O Atlas da exclusão social – os ricos no Brasil(Cortez, 2004) embora seja de alguns anos atrás, mantem sua validade, como o mostrou o pesquisador Marcio Pochmann (O pais dos desiguais, Le Monde Diplomatique, outubro 2007). Passando por todos os ciclos econômicos, o nível de concentração de riqueza, até a financeirização atual, se manteve praticamente inalterado. São 5 mil famílias extensas que detem 45% da renda e da riqueza nacionais. São elas, via bancos, que emprestam ao governo; segundo os dados de 2013, recebem anualmente 110 bilhões de reais em juros. Para os projetos sociais (bolsa família e outros) são destinados apenas cerca de 50 bilhões. São os restos para os considerados o resto.
Em razão desta perversa distribuição de renda, comparecemos como um dos países mais desiguais do mundo. Vale dizer, como um dos mais injustos, o que torna nossa democracia extremamente frágil e quase farsesca. O que sustenta a democracia é a igualdade, a equidade e a desmontagem dos privilégios.
No Brasil se fez até agora apenas distribuição desigual de renda, mesmo nos governos do PT. Quer dizer, não se mexeu na estrutura da concentração da renda. O que precisamos, urgentemente, se quisermos mudar a face social do Brasil, é introduzir uma redistribuição que implica mexer nos mecanismos de apropriação de renda. Concretamente significa: tirar de quem tem demais e repassar para quem tem de menos. Ora, isso nunca foi feito. Os detentores do ter, do poder, do saber e da comunicação social conseguiram sempre impedir esta revolução básica, sem a qual manteremos indefinidamente vastas porções da população à margem das conquistas modernas. O sistema politico acaba servindo a seus interesses. Por isso, em seu tempo, repetia com frequência Darcy Ribeiro que nós temos uma das elites mais opulentas, antisociais e conservadoras do mundo.
Os grandes projetos governamentais destinam porções significativas do orçamento para os projetos que as beneficiam e as enriquecem ainda mais: estradas, hidrelétricas, portos, aeroportos, incentivos fiscais, empréstimos com juros irrisórios do BNDES. A isso se chama crescimento econômico, medido pelo PIB que deve se equacionar com a inflação, com as taxas de juros e o câmbio. Priviligia-se o agronegócio exportador que traz dólares à agroecologia, à economia familiar e solidária que produzem 60% daquilo que comemos.
O que as multidões da rua estão reclamando é: desenvolvimento em primeiro lugar e a seu serviço o crescimento (PIB). Crescimento é material. Desenvolvimento é humano. Signfica mais educação, mais hospitais de qualidade, mais saneamento básico, melhor transporte coletivo, mais segurança, mais acesso à cultura e ao lazer. Em outras palavras: mais condições de viver minimamente feliz, como humanos e cidadãos e não como meros consumidores passivos de bens postos no mercado.
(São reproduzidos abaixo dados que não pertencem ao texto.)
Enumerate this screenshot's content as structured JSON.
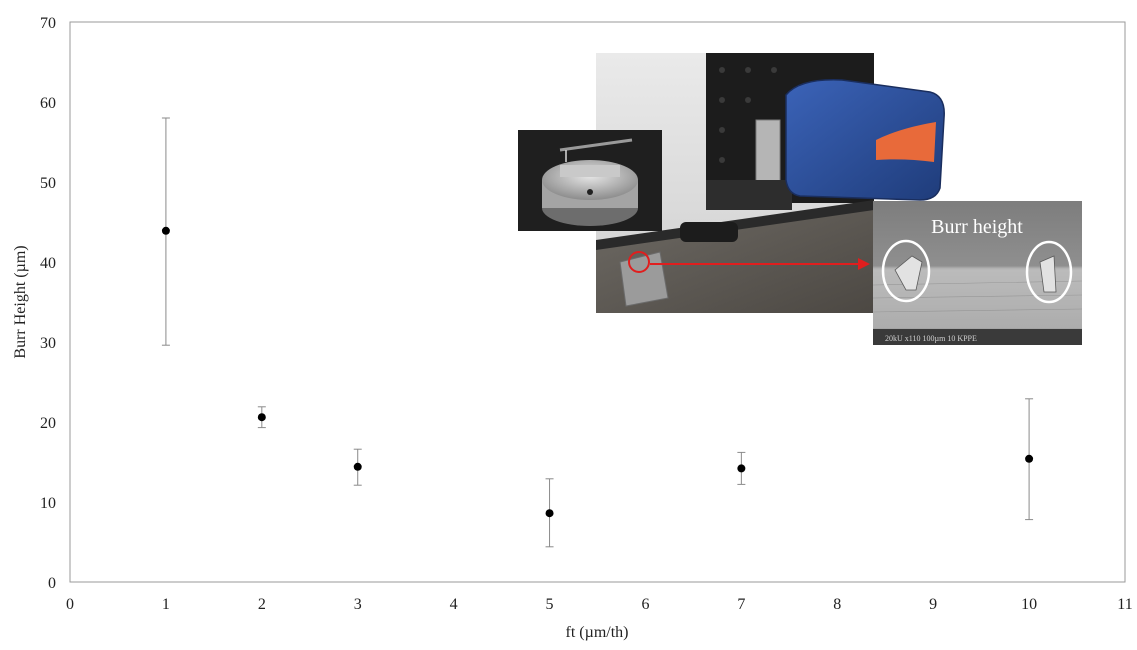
{
  "chart_data": {
    "type": "scatter",
    "xlabel": "ft (µm/th)",
    "ylabel": "Burr Height (µm)",
    "xlim": [
      0,
      11
    ],
    "ylim": [
      0,
      70
    ],
    "x_ticks": [
      0,
      1,
      2,
      3,
      4,
      5,
      6,
      7,
      8,
      9,
      10,
      11
    ],
    "y_ticks": [
      0,
      10,
      20,
      30,
      40,
      50,
      60,
      70
    ],
    "grid": false,
    "legend": "none",
    "series": [
      {
        "points": [
          {
            "x": 1,
            "y": 43.9,
            "err_low": 29.6,
            "err_high": 58.0
          },
          {
            "x": 2,
            "y": 20.6,
            "err_low": 19.3,
            "err_high": 21.9
          },
          {
            "x": 3,
            "y": 14.4,
            "err_low": 12.1,
            "err_high": 16.6
          },
          {
            "x": 5,
            "y": 8.6,
            "err_low": 4.4,
            "err_high": 12.9
          },
          {
            "x": 7,
            "y": 14.2,
            "err_low": 12.2,
            "err_high": 16.2
          },
          {
            "x": 10,
            "y": 15.4,
            "err_low": 7.8,
            "err_high": 22.9
          }
        ],
        "marker_color": "#000000",
        "errorbar_color": "#8a8a8a"
      }
    ],
    "inset": {
      "sem_label": "Burr height",
      "sem_scale_text": "20kU   x110  100µm    10 KPPE",
      "device_colors": {
        "body": "#2c4f9a",
        "accent": "#e86a3a",
        "arrow": "#e01e1e"
      }
    }
  }
}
Em vez de grandes estádios cujas entradas aos jogos são em grande parte proibitivas para o povo, mais hospitais, mais escolas, mais centros técnicos, mais cultura, mais inserção no mundo digital da comunicação.
O crescimento deve ser orientado para o desenvolvimento humano e social. Se não se alinhar a esta lógica, o governo se vê condenado a ser mais o gestor dos negócios do que o cuidador da vida de seu povo, das condições de sua alegria de viver e de sua admirada criatividade cultural.
As ruas estão gritando por um Brasil de gente e não de negócios e de negociatas; por uma sociedade menos malvada devido às desigualdades gritantes; por relações sociais transparentes e menos escusas que escondem a praga da corrupção; por uma democracia onde o povo é chamado a discutir e a decidir junto com seus representantes o que é melhor para o país.
Os gritos são por humanidade, por dignidade, por respeito ao tempo de vida das pessoas para que não seja gasto em horas perdidas nos péssimos transportes coletivos mas liberado para o convívio com a família ou para o lazer. Parecem dizer: “recusamos ser apenas animais famintos que gritam por pão; somos humanos, portadores de espírito e de cordialidade que gritamos por beleza; só unindo pão com beleza viveremos em paz, sem violência, com humor e sentido lúdico e encantado da vida”. O governo precisa dar esta virada.